Following his graduation from DePauw with a degree in English (mind you as a youngster I didn’t know anyone who graduated from DePauw and I certainly didn’t know anyone with a degree in English,) he returned to join his father Bunk behind the cigar counter with the quaint Amish figurines where he watched the world of Nappanee pass by. That world, with coffee in common, included the police chief and single deputy, the superintendent, the optometrist, the dentist, the band director, the doctors, the lawyers, the teachers, merchants by the dozens, the Coppeses, the Mutschlers, the Ulines, and an Amish farmer or two. I tell you all of this because it is the background that molded Dave Widmoyer and gave him his life long respect for and commitment to Nappanee.

He could have sided with all of the second guessers, complainers, and bigots who filled that counter with their elbows and become a curmudgeon, as I fear I could easily become, but he chose to sift the good from the bad, and become a pillar of Nappanee; more accurately he became a one man Parthenon. I have searched our history and concluded that no one else has given so much to Nappanee in every corner of its foundation: a city councilman, park board president, serving on the Board of Zoning Appeals, the Nappanee Plan commission, and the Board of Public Works, president of the School and Library leasing corporations. The city, the schools, the library: the big three, a true triple threat. He has been elected and appointed and doesn’t have a political bone in him. Few words don’t allow comments on his legendary work for the Masonic Lodge and his parallel 40 year pastoral career. He is Nappanee’s Renaissance man. I stand in awe.
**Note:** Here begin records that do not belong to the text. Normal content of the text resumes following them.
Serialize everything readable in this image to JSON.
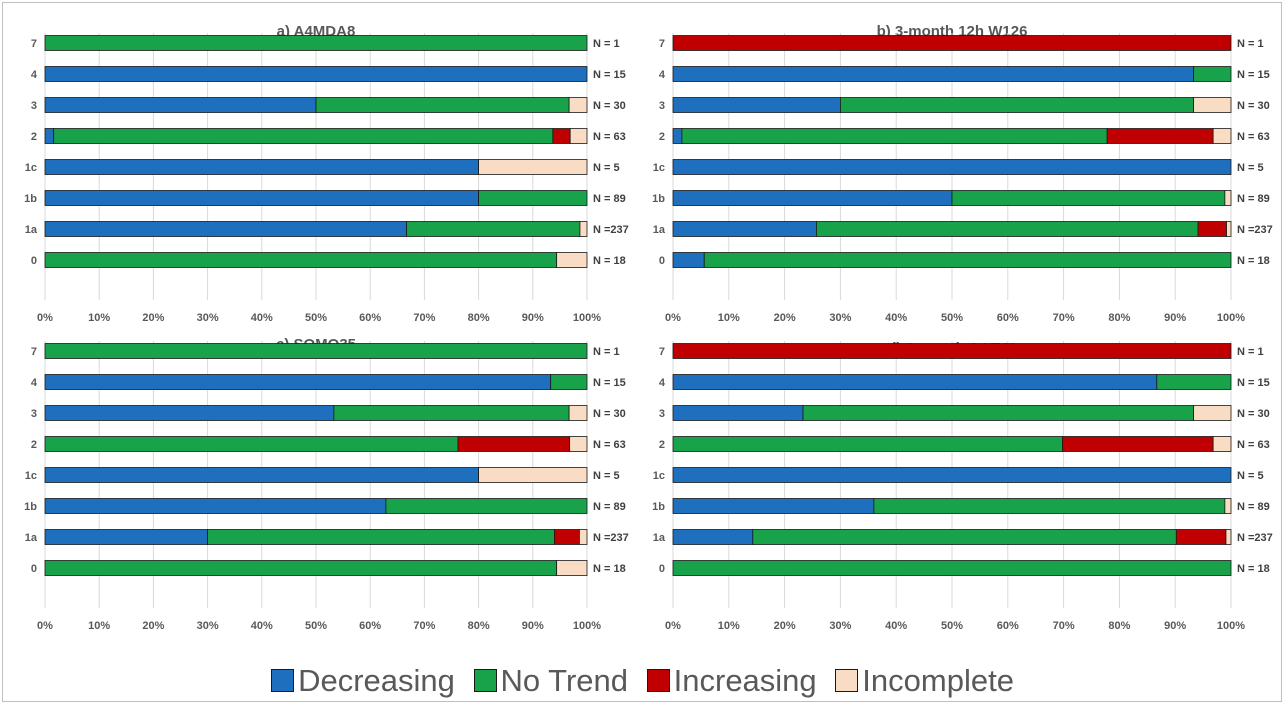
{
  "legend": [
    {
      "label": "Decreasing",
      "color": "#1f6fbf"
    },
    {
      "label": "No Trend",
      "color": "#18a24a"
    },
    {
      "label": "Increasing",
      "color": "#c00000"
    },
    {
      "label": "Incomplete",
      "color": "#f9dcc4"
    }
  ],
  "chart_data": [
    {
      "type": "bar",
      "stacked": "percent",
      "orientation": "horizontal",
      "title": "a) A4MDA8",
      "categories": [
        "7",
        "4",
        "3",
        "2",
        "1c",
        "1b",
        "1a",
        "0"
      ],
      "n_labels": [
        "N = 1",
        "N = 15",
        "N = 30",
        "N = 63",
        "N = 5",
        "N = 89",
        "N =237",
        "N = 18"
      ],
      "xlim": [
        0,
        100
      ],
      "xticks": [
        "0%",
        "10%",
        "20%",
        "30%",
        "40%",
        "50%",
        "60%",
        "70%",
        "80%",
        "90%",
        "100%"
      ],
      "series": [
        {
          "name": "Decreasing",
          "values": [
            0,
            100,
            50,
            1.6,
            80,
            80,
            66.7,
            0
          ]
        },
        {
          "name": "No Trend",
          "values": [
            100,
            0,
            46.7,
            92.1,
            0,
            20,
            32,
            94.4
          ]
        },
        {
          "name": "Increasing",
          "values": [
            0,
            0,
            0,
            3.2,
            0,
            0,
            0,
            0
          ]
        },
        {
          "name": "Incomplete",
          "values": [
            0,
            0,
            3.3,
            3.1,
            20,
            0,
            1.3,
            5.6
          ]
        }
      ]
    },
    {
      "type": "bar",
      "stacked": "percent",
      "orientation": "horizontal",
      "title": "b) 3-month 12h W126",
      "categories": [
        "7",
        "4",
        "3",
        "2",
        "1c",
        "1b",
        "1a",
        "0"
      ],
      "n_labels": [
        "N = 1",
        "N = 15",
        "N = 30",
        "N = 63",
        "N = 5",
        "N = 89",
        "N =237",
        "N = 18"
      ],
      "xlim": [
        0,
        100
      ],
      "xticks": [
        "0%",
        "10%",
        "20%",
        "30%",
        "40%",
        "50%",
        "60%",
        "70%",
        "80%",
        "90%",
        "100%"
      ],
      "series": [
        {
          "name": "Decreasing",
          "values": [
            0,
            93.3,
            30,
            1.6,
            100,
            50,
            25.7,
            5.6
          ]
        },
        {
          "name": "No Trend",
          "values": [
            0,
            6.7,
            63.3,
            76.2,
            0,
            48.9,
            68.4,
            94.4
          ]
        },
        {
          "name": "Increasing",
          "values": [
            100,
            0,
            0,
            19,
            0,
            0,
            5.1,
            0
          ]
        },
        {
          "name": "Incomplete",
          "values": [
            0,
            0,
            6.7,
            3.2,
            0,
            1.1,
            0.8,
            0
          ]
        }
      ]
    },
    {
      "type": "bar",
      "stacked": "percent",
      "orientation": "horizontal",
      "title": "c) SOMO35",
      "categories": [
        "7",
        "4",
        "3",
        "2",
        "1c",
        "1b",
        "1a",
        "0"
      ],
      "n_labels": [
        "N = 1",
        "N = 15",
        "N = 30",
        "N = 63",
        "N = 5",
        "N = 89",
        "N =237",
        "N = 18"
      ],
      "xlim": [
        0,
        100
      ],
      "xticks": [
        "0%",
        "10%",
        "20%",
        "30%",
        "40%",
        "50%",
        "60%",
        "70%",
        "80%",
        "90%",
        "100%"
      ],
      "series": [
        {
          "name": "Decreasing",
          "values": [
            0,
            93.3,
            53.3,
            0,
            80,
            62.9,
            30,
            0
          ]
        },
        {
          "name": "No Trend",
          "values": [
            100,
            6.7,
            43.4,
            76.2,
            0,
            37.1,
            64,
            94.4
          ]
        },
        {
          "name": "Increasing",
          "values": [
            0,
            0,
            0,
            20.6,
            0,
            0,
            4.6,
            0
          ]
        },
        {
          "name": "Incomplete",
          "values": [
            0,
            0,
            3.3,
            3.2,
            20,
            0,
            1.4,
            5.6
          ]
        }
      ]
    },
    {
      "type": "bar",
      "stacked": "percent",
      "orientation": "horizontal",
      "title": "d) 3-month AOT40",
      "categories": [
        "7",
        "4",
        "3",
        "2",
        "1c",
        "1b",
        "1a",
        "0"
      ],
      "n_labels": [
        "N = 1",
        "N = 15",
        "N = 30",
        "N = 63",
        "N = 5",
        "N = 89",
        "N =237",
        "N = 18"
      ],
      "xlim": [
        0,
        100
      ],
      "xticks": [
        "0%",
        "10%",
        "20%",
        "30%",
        "40%",
        "50%",
        "60%",
        "70%",
        "80%",
        "90%",
        "100%"
      ],
      "series": [
        {
          "name": "Decreasing",
          "values": [
            0,
            86.7,
            23.3,
            0,
            100,
            36,
            14.3,
            0
          ]
        },
        {
          "name": "No Trend",
          "values": [
            0,
            13.3,
            70,
            69.8,
            0,
            62.9,
            75.9,
            100
          ]
        },
        {
          "name": "Increasing",
          "values": [
            100,
            0,
            0,
            27,
            0,
            0,
            8.9,
            0
          ]
        },
        {
          "name": "Incomplete",
          "values": [
            0,
            0,
            6.7,
            3.2,
            0,
            1.1,
            0.9,
            0
          ]
        }
      ]
    }
  ]
}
Fortunately, I have had no interaction with him to describe Dave’s tenure as Nappanee’s judge.

2 Comments:

Blogger Kevin Eby said...

Great Article. You are a gifted historian and writer. I'm glad to see you are back at the pen.

8:35 PM  
Anonymous Anonymous said...

Dick,
My family has great memories of the B&B Restaurant. My family ate our Christmas Eve dinner there with the McKee's for over 10 years. The Jim and Jerry Lentz family also gathered there for years. I'm sure that the Widmoyer's could have easily said "sorry, we're closed," but they didn't.